In 1966,  Brolin was named the Jaycees “Outstanding Teacher of the Year.” He was elected president of the Ridgefield Teachers Association a year later. 
Brolin became chairman of the science department at Ridgefield High School in 1968.  Two years later, he was named assistant principal of the school, but only a few months after that appointment, he became principal of East Ridge Junior High School (today a middle school).
Brolin led the junior high for 13 years, including a difficult period in the 1970s when it was the most overcrowded school in the system — some 1,300 seventh and eighth graders were packed into a building designed for about 850. The school system had more than 6,000 students back then — the systemwide enrollment today is about 4,000. 

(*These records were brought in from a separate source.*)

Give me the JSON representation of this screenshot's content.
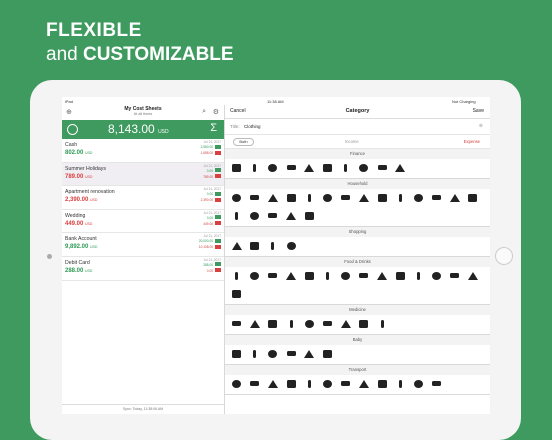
{
  "hero": {
    "line1": "FLEXIBLE",
    "line2_prefix": "and",
    "line2_bold": "CUSTOMIZABLE"
  },
  "status": {
    "carrier": "iPad",
    "time": "11:38 AM",
    "battery": "Not Charging"
  },
  "left": {
    "title": "My Cost Sheets",
    "subtitle": "At all times",
    "balance": "8,143.00",
    "currency": "USD",
    "accounts": [
      {
        "name": "Cash",
        "amount": "802.00",
        "unit": "USD",
        "date": "Jul 21, 2017",
        "income": "2,560.00",
        "expense": "1,658.00"
      },
      {
        "name": "Summer Holidays",
        "amount": "789.00",
        "unit": "USD",
        "date": "Jul 21, 2017",
        "income": "0.00",
        "expense": "789.00"
      },
      {
        "name": "Apartment renovation",
        "amount": "2,390.00",
        "unit": "USD",
        "date": "Jul 21, 2017",
        "income": "0.00",
        "expense": "2,390.00"
      },
      {
        "name": "Wedding",
        "amount": "449.00",
        "unit": "USD",
        "date": "Jul 21, 2017",
        "income": "0.00",
        "expense": "449.00"
      },
      {
        "name": "Bank Account",
        "amount": "9,892.00",
        "unit": "USD",
        "date": "Jul 21, 2017",
        "income": "20,000.00",
        "expense": "10,108.00"
      },
      {
        "name": "Debit Card",
        "amount": "288.00",
        "unit": "USD",
        "date": "Jul 21, 2017",
        "income": "288.00",
        "expense": "0.00"
      }
    ],
    "footer": "Sync: Today, 11:38:06 AM"
  },
  "right": {
    "cancel": "Cancel",
    "heading": "Category",
    "save": "Save",
    "title_label": "Title:",
    "title_value": "Clothing",
    "both": "Both",
    "income": "Income",
    "expense": "Expense",
    "sections": [
      {
        "name": "Finance",
        "count": 10
      },
      {
        "name": "Household",
        "count": 19
      },
      {
        "name": "Shopping",
        "count": 4
      },
      {
        "name": "Food & Drinks",
        "count": 15
      },
      {
        "name": "Medicine",
        "count": 9
      },
      {
        "name": "Baby",
        "count": 6
      },
      {
        "name": "Transport",
        "count": 12
      }
    ]
  },
  "colors": {
    "brand": "#3e9a5e",
    "income": "#3e9a5e",
    "expense": "#d94040"
  }
}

Because of his background as a teacher and administrator at the high school,   Brolin was named chairman of a committee that planned the use of the “new” high school that was about to open in 1972 on North Salem Road. He served on many other curriculum and administrative committees, and headed the Ridgefield Administrators Association for 10 years, often negotiating contracts. 
Around 1984, Brolin moved to the high school, serving as assistant principal until his retirement in 1990.
When he announced that retirement, he told an interviewer he felt the best part of his career was working with the students, parents and teachers. “Deep down,” he admitted, “I hope they’ll miss me just a little bit.”
“We’re going to miss him,”  said Guidance Counselor Arlene Heissan. Besides providing “the best advice,” she explained, “he cares about kids and the faculty.”
Ed Brolin died in 2002 at the age of 71. He and his wife Mary, a former elementary school teacher who died three years later, had lived on Walnut Grove Road where they raised three sons.
An avid sportsman and collector of sports memorabilia,  Brolin had been a top college baseball player who was once scouted by the Boston Red Sox. When he was still in high school in 1948, he was invited to a tryout with the Sox at Fenway Park. There, he was given the opportunity to pitch to Ted Williams. 
“He hit a couple that I think are still going,” Brolin said during a 1983 interview at a Ted Williams appearance in Greenwich. “But it’s something I’ll remember for the rest of his my life.”
He also remained a lifelong Sox fan.
In Ridgefield, Brolin shared with kids his love of baseball by serving as a coach in both Little League and Pony baseball. His first team, Ridgefield Savings Bank, became the undefeated Little League champion that year.